The estimated cost to decommission Yankee Rowe in Rowe was $306 million in 1995 dollars. The actual costs were $600 million, a company report states.
Decommissioning was completed in 2007.
Similar problems occurred in Maine and Connecticut.
Connecticut ratepayers will contribute to Yankee Connecticut’s decommissioning costs until 2015 because the NRC and Yankee underestimated the cleanup costs by about $300 million, plant critics said.
“It wound up costing a billion to decontaminate Connecticut Yankee,” Gundersen said. “All of the ratepayers in Connecticut got nailed for 10 years to pay that off.”
Yankee spokesman Bob Capstick put the decommissioning cost closer to $800 million. He said plant owners will return funds to ratepayers if they are successful in their lawsuits against the government for the fuel storage bills.
Both the NRC and New England plant owners said they are on target to pay the decommissioning bills.
Ken Holt, a spokesman for Dominion Resources Inc., which owns the Connecticut plants, known as Millstone 2 and 3, said it has about half of what it expects it will need to dismantle the two plants in 2035 and 2045 respectively, when their licenses expire, and any shortfall won’t fall on ratepayers.
“The company is responsible for making up any difference in the funds to decommission the unit,” he said.
Sheehan said the NRC has changed the decommissioning formula to make sure owners are on track. Funds must gain 2 percent annually and be invested in conservative financial vehicles to ensure dependable growth.
Plants without the funds can “mothball” the plant for up to 60 years - a process known as SAFESTOR - to give them time to finance decommissioning, he said.
The public’s contributions are far from reaping the promised benefit of affordable, clean energy to consumers, according to a February report by the Union of Concerned Scientists in Cambridge.
“Government subsidies to the nuclear power industry over the past 50 years have been so large in proportion to the value of the energy produced that in some cases it would have cost taxpayers less to simply buy kilowatts on the open market and give them away,” the report summary states.
And after 40 years of operation, the plants still can’t stand on their own financial footing, the Union of Concerned Scientist’s report states.
“The financial story is that nuclear power is not viable without subsidies,” said Ellen Vancko, who runs UCS’s nuclear energy division. “The waste issue is just one example.”
New England politicians continue to raise the fairness of the public tab.
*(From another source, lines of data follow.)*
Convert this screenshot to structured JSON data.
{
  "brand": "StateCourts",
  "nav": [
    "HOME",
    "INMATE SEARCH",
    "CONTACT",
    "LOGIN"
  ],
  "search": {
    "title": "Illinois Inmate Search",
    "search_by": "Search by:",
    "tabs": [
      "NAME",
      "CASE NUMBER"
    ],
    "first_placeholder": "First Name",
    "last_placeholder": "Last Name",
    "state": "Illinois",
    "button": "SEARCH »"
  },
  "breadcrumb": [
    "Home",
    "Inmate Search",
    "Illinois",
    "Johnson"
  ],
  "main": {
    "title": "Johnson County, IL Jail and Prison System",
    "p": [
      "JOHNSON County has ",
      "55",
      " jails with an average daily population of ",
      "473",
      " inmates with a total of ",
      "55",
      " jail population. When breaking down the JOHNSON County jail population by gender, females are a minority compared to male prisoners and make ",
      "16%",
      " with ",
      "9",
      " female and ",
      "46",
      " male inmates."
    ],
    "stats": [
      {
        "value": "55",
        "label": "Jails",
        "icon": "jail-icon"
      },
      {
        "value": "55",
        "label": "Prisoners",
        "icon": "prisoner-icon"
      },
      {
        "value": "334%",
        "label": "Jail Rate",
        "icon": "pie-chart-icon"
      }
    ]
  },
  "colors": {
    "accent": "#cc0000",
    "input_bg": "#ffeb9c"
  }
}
Last year, U.S. Rep. Edward J. Markey, D-Mass., asked the General Accounting Office to review the NRC’s oversight of plants, in part because of the industry’s history of fiscal problems.
In a March 18 letter to President Obama, U.S. Sen. Bernard Sanders, I-Vt., asked the administration to revisit both a federal law providing taxpayer subsidized insurance to the nuclear industry as well as giving federally backed loans to build new plants.
Congress has authorized $18.5 billion in existing loan guarantees authority to new nuclear plants, and the Obama Administration, in its budget proposal, has asked for another $36 billion to expand the nuclear power industry.
“Independent analysis suggests that new nuclear power is more expensive than nearly every other energy source, including solar, wind, biomass and geothermal energy,” Sanders wrote. “Given that reality, I cannot understand why we would continue to pour massive taxpayer subsidies into nuclear power.”
The Yucca debacle has opened up a financial chasm that will take decades to resolve, industry critics said.
“We are taxing our grandchildren. Capitalism kicks these liabilities down the road, so we are kicking the can down the road,” Gundersen said. “We get the benefit while our grandchildren get the liability.”